On Monday, The New York Times corrected two stories that quoted Carson's close friend, Armstrong Williams, who said the retired doctor lived in public housing for part of his childhood.
Carson, who was revealed on Monday to be President-elect Donald Trump's choice to lead the Department of Housing and Urban Development, addressed the confusion during a speech at Yale University Thursday night.
"Despite what you may have heard from people, she wanted to make sure that we didn't live in public housing, because there was a lot danger there, and she wanted to shield us from that danger," he said, according to Politico.
Carson, along with his mother and brother, moved from Detroit to Boston as a child after his parents' divorce.

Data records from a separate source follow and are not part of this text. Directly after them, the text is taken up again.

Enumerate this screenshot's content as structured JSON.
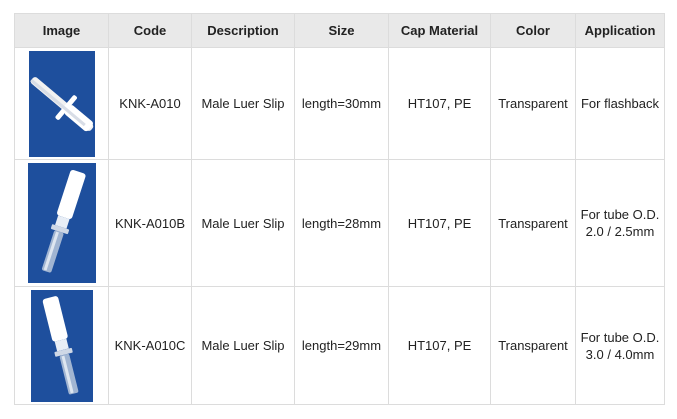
{
  "table": {
    "headers": [
      "Image",
      "Code",
      "Description",
      "Size",
      "Cap Material",
      "Color",
      "Application"
    ],
    "rows": [
      {
        "image_icon": "luer-connector-flashback-photo",
        "code": "KNK-A010",
        "description": "Male Luer Slip",
        "size": "length=30mm",
        "cap_material": "HT107, PE",
        "color": "Transparent",
        "application": "For flashback"
      },
      {
        "image_icon": "luer-connector-tube-photo",
        "code": "KNK-A010B",
        "description": "Male Luer Slip",
        "size": "length=28mm",
        "cap_material": "HT107, PE",
        "color": "Transparent",
        "application": "For tube O.D. 2.0 / 2.5mm"
      },
      {
        "image_icon": "luer-connector-tube-photo",
        "code": "KNK-A010C",
        "description": "Male Luer Slip",
        "size": "length=29mm",
        "cap_material": "HT107, PE",
        "color": "Transparent",
        "application": "For tube O.D. 3.0 / 4.0mm"
      }
    ]
  },
  "colors": {
    "header_bg": "#e9e9e9",
    "border": "#dcdcdc",
    "photo_bg": "#1e4f9d"
  }
}
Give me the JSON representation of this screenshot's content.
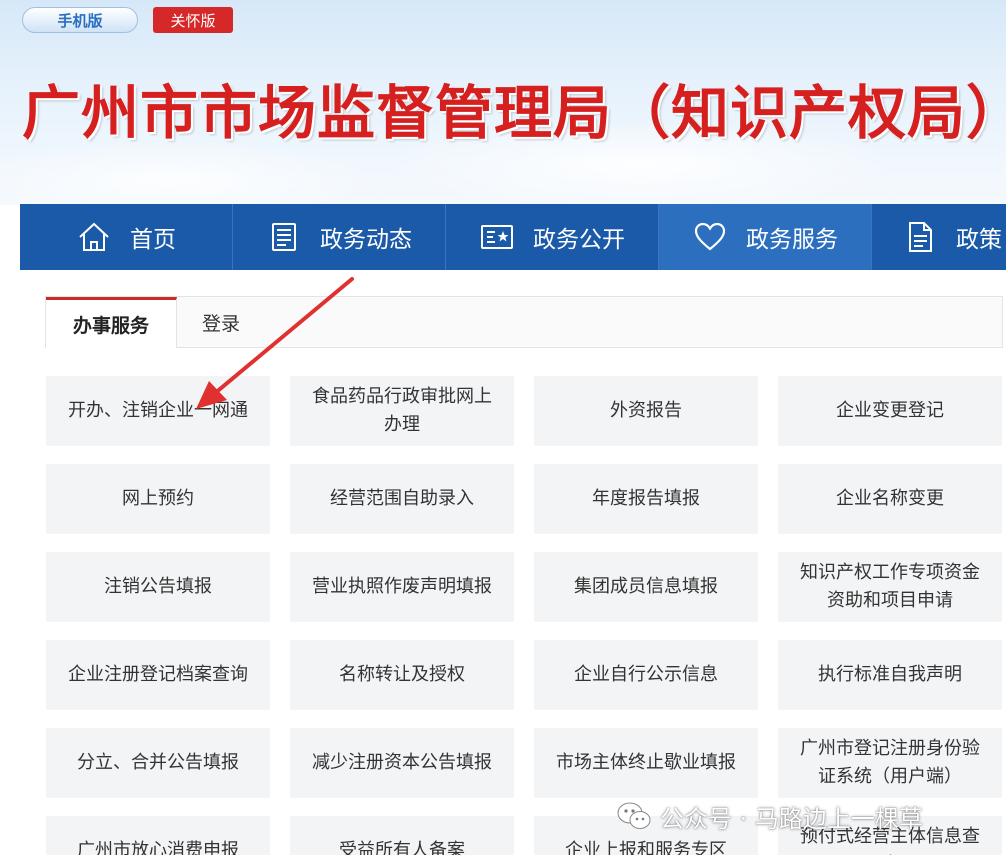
{
  "header": {
    "mobile_version": "手机版",
    "care_version": "关怀版",
    "site_title": "广州市市场监督管理局（知识产权局）"
  },
  "nav": {
    "items": [
      {
        "label": "首页",
        "icon": "home-icon"
      },
      {
        "label": "政务动态",
        "icon": "news-icon"
      },
      {
        "label": "政务公开",
        "icon": "disclosure-icon"
      },
      {
        "label": "政务服务",
        "icon": "heart-icon"
      },
      {
        "label": "政策",
        "icon": "document-icon"
      }
    ],
    "active_index": 3
  },
  "tabs": [
    {
      "label": "办事服务"
    },
    {
      "label": "登录"
    }
  ],
  "services": [
    [
      "开办、注销企业一网通",
      "食品药品行政审批网上办理",
      "外资报告",
      "企业变更登记"
    ],
    [
      "网上预约",
      "经营范围自助录入",
      "年度报告填报",
      "企业名称变更"
    ],
    [
      "注销公告填报",
      "营业执照作废声明填报",
      "集团成员信息填报",
      "知识产权工作专项资金资助和项目申请"
    ],
    [
      "企业注册登记档案查询",
      "名称转让及授权",
      "企业自行公示信息",
      "执行标准自我声明"
    ],
    [
      "分立、合并公告填报",
      "减少注册资本公告填报",
      "市场主体终止歇业填报",
      "广州市登记注册身份验证系统（用户端）"
    ],
    [
      "广州市放心消费申报",
      "受益所有人备案",
      "企业上报和服务专区",
      "预付式经营主体信息查询"
    ]
  ],
  "watermark": {
    "text": "公众号 · 马路边上一棵草",
    "icon": "wechat-icon"
  },
  "colors": {
    "title_red": "#d61f1f",
    "nav_blue": "#1b5aa8",
    "nav_active": "#2d6fbf",
    "tab_accent": "#c92b2b",
    "arrow_red": "#e03030"
  }
}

"There was pretty horrendous violence . . . gangs, broken glass, and boarded up windows and doors, murders — I had two cousins who were killed," he continued. "I remember as a 9-year-old kid, sitting on the ghetto stairs, looking to the building across the street, out of which all the windows had been broken. And there was a sunbeam shining through, and it made me think about my future. And I remember thinking I probably won't make it to 25."
Carson's mother worked "two and three jobs" in Boston, according to her son, who explained that she refused to rely on welfare programs.
"She was a little different than a lot of people around, who were always saying, 'you've got two boys, you don't really need to work.' ... She just didn't like the idea of being dependent."
"A lot of people have said, 'Well, Carson's a hypocrite, because he grew up very poor, must have depended on some government programs, and now he wants to remove all of the safety net and government programs' — which is a bunch of crap, by the way. People come up with this stuff because it fits their narrative. There is no way in the world I would ever want to do that.
"But what I do want to do is create ladders of opportunity, so that people don't have to be dependent," he said. "Government should not keep people in a dependent state. It should be used as a springboard, and not as a hammock."